From The Conversation.
A good rule of thumb in debates on who bears the economic cost of a policy change is to look at the positions taken by vested interests in the matter. If anyone is going to know if they bear the cost, it is those who pay. In the case of infrastructure charges on new property developments, the vocal objections from the property industry are a sure sign that they bear the economic costs.
Infrastructure charges are levied by local governments on developers of new land estates, based on an increased load on essential infrastructure services the council is responsible for.
A research paper reported in The Conversation recently claimed that property developers could pass on these charges in the price of new homes with a mark-up of 400%. The paper also claimed that these charges had the same price effects on existing homes, meaning that new home buyers ultimately bear the cost of infrastructure charges, rather than developers.

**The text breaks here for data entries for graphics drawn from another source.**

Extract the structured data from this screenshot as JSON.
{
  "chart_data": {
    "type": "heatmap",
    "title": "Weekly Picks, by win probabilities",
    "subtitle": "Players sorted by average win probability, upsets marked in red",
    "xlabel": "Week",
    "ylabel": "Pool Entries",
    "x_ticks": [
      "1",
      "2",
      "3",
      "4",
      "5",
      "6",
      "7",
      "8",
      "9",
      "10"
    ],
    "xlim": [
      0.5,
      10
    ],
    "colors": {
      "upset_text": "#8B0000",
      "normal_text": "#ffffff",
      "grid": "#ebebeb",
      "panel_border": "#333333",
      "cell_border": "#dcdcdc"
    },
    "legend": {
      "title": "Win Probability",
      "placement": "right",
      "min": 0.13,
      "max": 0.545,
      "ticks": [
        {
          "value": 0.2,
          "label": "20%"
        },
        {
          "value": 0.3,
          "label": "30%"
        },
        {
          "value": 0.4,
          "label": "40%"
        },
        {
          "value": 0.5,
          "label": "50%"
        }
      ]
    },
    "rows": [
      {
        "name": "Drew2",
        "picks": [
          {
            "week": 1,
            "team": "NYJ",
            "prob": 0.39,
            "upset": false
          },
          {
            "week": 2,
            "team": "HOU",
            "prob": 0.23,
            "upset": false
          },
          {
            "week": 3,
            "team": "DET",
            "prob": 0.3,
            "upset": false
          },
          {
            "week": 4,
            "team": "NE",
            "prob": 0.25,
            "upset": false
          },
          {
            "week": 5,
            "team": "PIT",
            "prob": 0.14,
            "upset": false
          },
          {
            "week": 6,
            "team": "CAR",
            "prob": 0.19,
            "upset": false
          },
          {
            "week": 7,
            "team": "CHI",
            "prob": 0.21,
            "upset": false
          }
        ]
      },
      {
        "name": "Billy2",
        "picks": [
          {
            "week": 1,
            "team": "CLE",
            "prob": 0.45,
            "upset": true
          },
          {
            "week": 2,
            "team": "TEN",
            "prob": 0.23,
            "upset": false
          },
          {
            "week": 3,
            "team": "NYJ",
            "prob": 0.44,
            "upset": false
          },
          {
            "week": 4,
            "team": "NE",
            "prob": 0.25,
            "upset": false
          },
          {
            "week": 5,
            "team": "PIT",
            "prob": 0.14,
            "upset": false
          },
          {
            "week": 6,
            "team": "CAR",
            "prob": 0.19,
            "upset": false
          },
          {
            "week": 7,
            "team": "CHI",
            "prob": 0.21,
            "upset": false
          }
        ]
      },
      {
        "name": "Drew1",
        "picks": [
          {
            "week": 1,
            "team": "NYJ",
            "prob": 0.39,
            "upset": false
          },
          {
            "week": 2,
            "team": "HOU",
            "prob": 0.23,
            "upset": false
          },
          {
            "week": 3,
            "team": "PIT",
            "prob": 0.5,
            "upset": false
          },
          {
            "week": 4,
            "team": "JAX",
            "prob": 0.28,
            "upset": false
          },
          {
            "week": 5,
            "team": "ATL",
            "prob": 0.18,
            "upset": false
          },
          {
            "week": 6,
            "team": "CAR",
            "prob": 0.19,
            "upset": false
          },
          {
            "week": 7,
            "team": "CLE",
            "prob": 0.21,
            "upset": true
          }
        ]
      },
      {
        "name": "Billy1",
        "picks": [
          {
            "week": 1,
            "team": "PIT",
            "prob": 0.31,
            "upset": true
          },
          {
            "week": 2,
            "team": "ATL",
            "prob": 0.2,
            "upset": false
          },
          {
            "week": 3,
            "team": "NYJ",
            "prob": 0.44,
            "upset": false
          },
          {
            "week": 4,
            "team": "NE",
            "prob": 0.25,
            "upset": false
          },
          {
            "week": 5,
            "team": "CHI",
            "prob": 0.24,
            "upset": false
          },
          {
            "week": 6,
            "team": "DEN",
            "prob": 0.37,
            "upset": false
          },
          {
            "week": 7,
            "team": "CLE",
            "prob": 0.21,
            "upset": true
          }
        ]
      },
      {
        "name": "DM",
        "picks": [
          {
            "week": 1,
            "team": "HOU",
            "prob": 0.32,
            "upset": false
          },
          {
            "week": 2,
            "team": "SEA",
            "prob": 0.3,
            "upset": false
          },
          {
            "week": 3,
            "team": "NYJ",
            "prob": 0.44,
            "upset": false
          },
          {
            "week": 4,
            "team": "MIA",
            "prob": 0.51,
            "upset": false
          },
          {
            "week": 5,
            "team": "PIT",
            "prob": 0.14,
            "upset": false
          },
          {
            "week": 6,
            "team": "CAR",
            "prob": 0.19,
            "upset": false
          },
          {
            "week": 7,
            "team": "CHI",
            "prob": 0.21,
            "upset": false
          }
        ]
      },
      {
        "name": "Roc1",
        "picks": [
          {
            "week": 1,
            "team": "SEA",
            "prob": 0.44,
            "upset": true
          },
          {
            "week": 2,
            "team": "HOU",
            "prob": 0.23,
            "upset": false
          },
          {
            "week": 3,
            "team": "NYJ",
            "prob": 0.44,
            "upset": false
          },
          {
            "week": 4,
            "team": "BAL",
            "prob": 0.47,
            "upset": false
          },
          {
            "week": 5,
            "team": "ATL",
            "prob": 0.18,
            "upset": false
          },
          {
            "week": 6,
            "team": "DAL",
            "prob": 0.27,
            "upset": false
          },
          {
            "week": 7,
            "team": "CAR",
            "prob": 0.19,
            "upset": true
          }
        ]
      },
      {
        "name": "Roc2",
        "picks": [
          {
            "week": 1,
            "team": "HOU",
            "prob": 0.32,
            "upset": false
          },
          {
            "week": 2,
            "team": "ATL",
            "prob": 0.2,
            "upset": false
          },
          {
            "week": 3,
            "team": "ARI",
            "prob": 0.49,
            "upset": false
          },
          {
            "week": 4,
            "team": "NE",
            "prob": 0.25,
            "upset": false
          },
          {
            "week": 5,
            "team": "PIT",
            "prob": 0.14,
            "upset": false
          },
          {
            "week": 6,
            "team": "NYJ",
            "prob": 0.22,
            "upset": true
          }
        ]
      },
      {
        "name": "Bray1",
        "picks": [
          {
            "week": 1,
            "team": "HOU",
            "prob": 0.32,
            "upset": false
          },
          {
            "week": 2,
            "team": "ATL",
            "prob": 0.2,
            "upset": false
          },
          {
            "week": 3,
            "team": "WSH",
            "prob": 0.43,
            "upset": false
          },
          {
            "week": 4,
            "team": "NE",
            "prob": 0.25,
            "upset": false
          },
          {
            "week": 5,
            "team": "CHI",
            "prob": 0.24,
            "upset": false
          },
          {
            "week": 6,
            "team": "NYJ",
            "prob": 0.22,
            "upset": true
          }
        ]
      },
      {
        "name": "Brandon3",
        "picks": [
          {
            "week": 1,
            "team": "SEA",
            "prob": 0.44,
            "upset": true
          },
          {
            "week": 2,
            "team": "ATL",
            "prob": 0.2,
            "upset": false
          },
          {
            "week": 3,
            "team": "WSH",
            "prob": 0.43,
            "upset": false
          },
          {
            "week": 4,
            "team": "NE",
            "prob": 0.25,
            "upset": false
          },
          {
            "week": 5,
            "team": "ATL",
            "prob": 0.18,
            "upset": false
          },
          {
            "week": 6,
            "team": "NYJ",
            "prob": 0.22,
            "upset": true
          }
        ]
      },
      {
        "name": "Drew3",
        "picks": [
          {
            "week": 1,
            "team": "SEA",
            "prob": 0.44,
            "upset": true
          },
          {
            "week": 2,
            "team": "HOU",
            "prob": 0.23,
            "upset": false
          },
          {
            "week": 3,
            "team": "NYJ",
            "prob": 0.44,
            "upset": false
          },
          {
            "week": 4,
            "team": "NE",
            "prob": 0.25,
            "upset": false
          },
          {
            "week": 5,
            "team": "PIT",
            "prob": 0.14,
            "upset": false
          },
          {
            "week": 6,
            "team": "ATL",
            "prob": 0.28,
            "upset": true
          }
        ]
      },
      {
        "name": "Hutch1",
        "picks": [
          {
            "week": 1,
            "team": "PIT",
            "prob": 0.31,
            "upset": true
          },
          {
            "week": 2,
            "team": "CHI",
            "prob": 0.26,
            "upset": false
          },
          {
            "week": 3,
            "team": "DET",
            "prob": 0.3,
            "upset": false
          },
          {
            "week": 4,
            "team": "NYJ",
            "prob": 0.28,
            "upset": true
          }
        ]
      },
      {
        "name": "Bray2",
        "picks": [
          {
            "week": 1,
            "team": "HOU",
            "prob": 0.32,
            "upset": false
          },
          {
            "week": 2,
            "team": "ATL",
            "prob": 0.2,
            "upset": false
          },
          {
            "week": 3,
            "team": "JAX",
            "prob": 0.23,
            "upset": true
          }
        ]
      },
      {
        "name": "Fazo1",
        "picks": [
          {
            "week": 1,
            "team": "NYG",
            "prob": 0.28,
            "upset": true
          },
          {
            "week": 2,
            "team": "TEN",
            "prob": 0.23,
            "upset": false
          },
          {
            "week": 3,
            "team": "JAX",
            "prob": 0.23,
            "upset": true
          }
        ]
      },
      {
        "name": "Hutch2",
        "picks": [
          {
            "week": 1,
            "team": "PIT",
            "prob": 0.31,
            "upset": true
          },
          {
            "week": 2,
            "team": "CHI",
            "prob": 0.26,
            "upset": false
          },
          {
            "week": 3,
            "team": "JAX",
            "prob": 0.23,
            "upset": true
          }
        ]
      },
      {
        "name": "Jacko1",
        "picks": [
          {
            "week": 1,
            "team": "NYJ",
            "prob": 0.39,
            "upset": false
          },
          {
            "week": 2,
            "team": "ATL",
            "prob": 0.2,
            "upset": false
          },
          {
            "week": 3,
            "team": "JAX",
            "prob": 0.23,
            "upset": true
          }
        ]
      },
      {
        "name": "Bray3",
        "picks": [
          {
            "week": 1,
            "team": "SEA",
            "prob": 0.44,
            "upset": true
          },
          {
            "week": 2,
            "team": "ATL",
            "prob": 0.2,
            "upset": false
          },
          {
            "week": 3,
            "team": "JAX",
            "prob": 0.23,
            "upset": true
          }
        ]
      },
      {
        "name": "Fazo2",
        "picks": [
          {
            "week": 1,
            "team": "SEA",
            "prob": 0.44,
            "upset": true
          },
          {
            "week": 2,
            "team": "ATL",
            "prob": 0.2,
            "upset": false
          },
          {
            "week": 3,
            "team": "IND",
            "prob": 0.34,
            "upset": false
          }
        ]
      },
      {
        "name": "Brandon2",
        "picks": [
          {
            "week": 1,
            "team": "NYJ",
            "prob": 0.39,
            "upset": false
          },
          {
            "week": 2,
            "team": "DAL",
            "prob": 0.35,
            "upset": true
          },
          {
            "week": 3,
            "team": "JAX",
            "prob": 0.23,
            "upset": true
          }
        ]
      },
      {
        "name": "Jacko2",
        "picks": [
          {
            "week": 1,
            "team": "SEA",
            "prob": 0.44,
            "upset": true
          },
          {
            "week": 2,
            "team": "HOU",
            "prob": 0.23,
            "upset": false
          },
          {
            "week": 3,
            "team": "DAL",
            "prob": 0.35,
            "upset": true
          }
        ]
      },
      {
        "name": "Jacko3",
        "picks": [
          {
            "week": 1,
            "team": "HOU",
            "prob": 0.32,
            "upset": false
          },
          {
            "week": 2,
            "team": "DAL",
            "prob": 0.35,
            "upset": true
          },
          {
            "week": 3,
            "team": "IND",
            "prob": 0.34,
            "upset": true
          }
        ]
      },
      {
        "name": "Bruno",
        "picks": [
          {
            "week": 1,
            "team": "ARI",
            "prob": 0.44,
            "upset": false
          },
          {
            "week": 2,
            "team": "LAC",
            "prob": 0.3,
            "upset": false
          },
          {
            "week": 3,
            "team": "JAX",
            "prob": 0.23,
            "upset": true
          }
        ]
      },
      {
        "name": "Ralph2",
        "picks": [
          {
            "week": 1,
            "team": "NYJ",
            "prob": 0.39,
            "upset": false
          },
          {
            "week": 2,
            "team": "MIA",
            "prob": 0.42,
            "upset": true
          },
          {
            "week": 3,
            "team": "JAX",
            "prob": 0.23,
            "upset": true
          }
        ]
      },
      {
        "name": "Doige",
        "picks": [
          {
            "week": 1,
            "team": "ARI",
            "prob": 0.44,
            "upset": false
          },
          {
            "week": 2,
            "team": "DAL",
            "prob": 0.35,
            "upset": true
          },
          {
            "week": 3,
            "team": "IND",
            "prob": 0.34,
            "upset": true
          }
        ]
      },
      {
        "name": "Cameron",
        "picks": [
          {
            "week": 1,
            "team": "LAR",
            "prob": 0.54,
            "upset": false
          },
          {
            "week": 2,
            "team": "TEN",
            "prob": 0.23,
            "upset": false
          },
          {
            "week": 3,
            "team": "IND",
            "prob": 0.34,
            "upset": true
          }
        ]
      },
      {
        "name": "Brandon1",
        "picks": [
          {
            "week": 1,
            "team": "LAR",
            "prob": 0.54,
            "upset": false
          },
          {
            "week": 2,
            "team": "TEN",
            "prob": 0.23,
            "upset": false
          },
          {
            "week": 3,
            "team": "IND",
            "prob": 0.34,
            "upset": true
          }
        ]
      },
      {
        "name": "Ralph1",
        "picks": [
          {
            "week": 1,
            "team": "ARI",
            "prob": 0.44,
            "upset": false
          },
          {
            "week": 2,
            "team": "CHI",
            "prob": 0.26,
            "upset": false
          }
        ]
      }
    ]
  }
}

But the logic of this should be challenged and is not borne out in the results of other rigorous academic studies of infrastructure charges, which have in fact found the opposite.
The idea that costs of developer charges can be passed on through new home prices sounds intuitive. But it is based on an incorrect notion that prices are determined by costs.
In fact, developers already charge the maximum the market will bear. To not do so would be the equivalent of selling your house for half the market price, just because it only cost you that amount 10 years ago when you bought it. You wouldn’t do it, and nor would a developer.
Using a statistical analysis of a simple regression of home prices with developer charges, along with many hedonic control variables – as this study has – will find a positive correlation simply because charges are set in proportion to housing size. But that isn’t a causal relationship.
As Ian Davidoff and former academic economist (now the ALP’s shadow assistant treasurer) Andrew Leigh succinctly describe in their study on how stamp duty affects the market:
…if one were to simply regress the sale price on the tax payable on that property, the coefficient would capture both the mechanical fact that the tax amount is a function of the price, as well as any behavioural impact of taxes on prices.
It’s true that observations of this mechanical relationship have been widely interpreted as a behavioural effect in the literature on developer charges. But the best analysis does not interpret such results in this way.
A better way to observe behavioural impacts is take advantage of natural experiments, such as when a developer charge is increased in one area but not in a comparable adjacent area, then look at any subsequent price changes compared to the “control group”.
These types of natural experiments can alternatively be attempted with statistical controls, and a recent paper does just that when looking at the house price effects from additional costs imposed to finance infrastructure.
They find that not only are proper statistical controls very difficult to implement, but that prices decrease per dollar of additional infrastructure charge by somewhere in the range of $0.33 to $2.09.
This range captures the standard view that costs cannot be passed on in prices, which in the case of developer charges means that the developer or previous landowner bears the full cost of the charge, and not the home buyer. Davidoff and Leigh’s controlled results support this view on the incidence of stamp duties in Australia.
These more properly controlled results are consistent with the political actions of the property industry who oppose developer charges because they bear the full cost.
Why is all this important? Vested interests benefit from any illusion of unsettled academic debate. In the case of developer charges the property lobby can maintain an intelligent-sounding “Goldilocks” view in public debates that goes something like this: “The research is not settled. But it is likely that we don’t pay the full charge, nor do we pass it on completely in home prices. The cost is probably shared between us and the homebuyer.”
They capitalise on this apparent uncertainty by claiming that their interests are aligned with the home-buying community; a seductive “Goldilocks” view that is hard for politicians to ignore.
Author:
, Economist at The University of Queensland
As a developer myself I and most of the people in the industry I know do a reverse price feasibility study is based on market demand and forecast price on completion and allowing a 30% margin generally incorrectly referred to as “profit”.
Factor in a 10% price drop on completion and a 15% cost over run and your 30% “profit” margin is gone.
Alternatively if you have not sold “off the plan” a 9 month sales period will generally wipe out your 30% “profit” margin.
I looked at doing a few projects in Sydney a few years ago and at the time between the SCC and NSW State Government government charges were $225k per lot, development cost $100 per lot, holding costs, assuming you could get a vendor to sign a contract with settlement when the project was “shovel ready” were around $50k, if you had to settle and then hold the land for the 5 years it takes to get an approval, please ignore the PR nonsense from the NSW State Government & SCC, this is real world stuff, then holding costs were around $200k and the selling price point I identified was $350k per block.